On Sunday, several church members joined a group of volunteers in skid row in downtown, part of an expanded search that included teams in Malibu, Calabasas, Santa Monica and Hollywood. They walked neighborhood streets asking passersby if they had seen Richardson. "We just hope that she's safe, we don't want to think anything more than that," said Rhonda Minter, another church volunteer. "We just hope that someone is watching over her."
Richardson, 24, a Cal State Fullerton graduate, vanished after being released from the Malibu/Lost Hills Sheriff's Station after midnight on Sept. 17, 2009. She had no car, no purse and no cellphone. She had been arrested at a Malibu restaurant for not paying a dinner bill and was reported by staff to have been acting strangely. Authorities have searched the rugged hills and canyons of Malibu several times without finding a trace of her.
Chip Croft, an independent video producer who helped to coordinate Sunday's event, said there have been several credible sightings of Richardson downtown. With numerous homeless shelters, single-room occupancy hotels and social service centers, skid row is a place where someone like Richardson, who is thought to have had no money and may have been suffering from emotional problems, might end up, Croft said.
"I've been chasing leads all over town," said Croft, who has also put up several videos on YouTube concerning Richardson. "We had a good lead down here in December, but it turned out not to be the right woman."

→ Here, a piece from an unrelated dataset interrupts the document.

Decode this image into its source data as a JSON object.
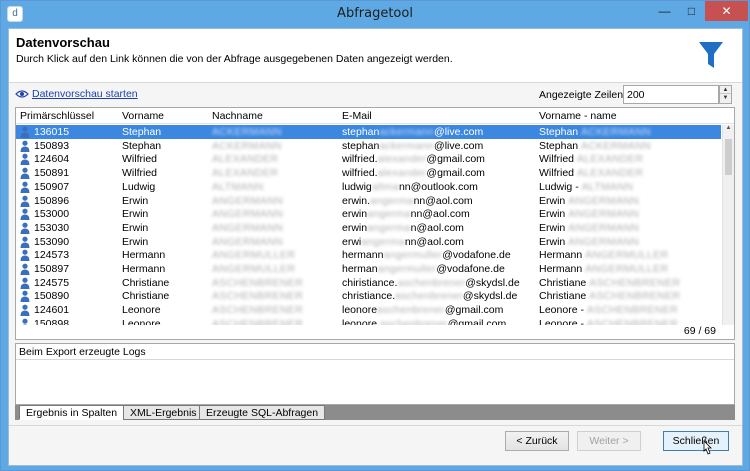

Even as he spoke, his cellphone rang with news from Hollywood of a woman reporting that someone who looks like Richardson was living in her apartment building. Richardson's aunt, Lauren Sutton, was sent to check out the tip.
Standing near the corner of 6th and San Pedro streets, Quincy Robertson said that after he saw a picture of Richardson on a flier at the Midnight Mission, he remembered seeing someone resembling her on nearby Gladys Avenue back in December. It is easy to spot someone who is new in the area, he said.
"Most of the time they look lost," Robertson said. "From her picture, she don't look like the type that's just going to walk away from what she's got. I hope and pray she finds her way back home."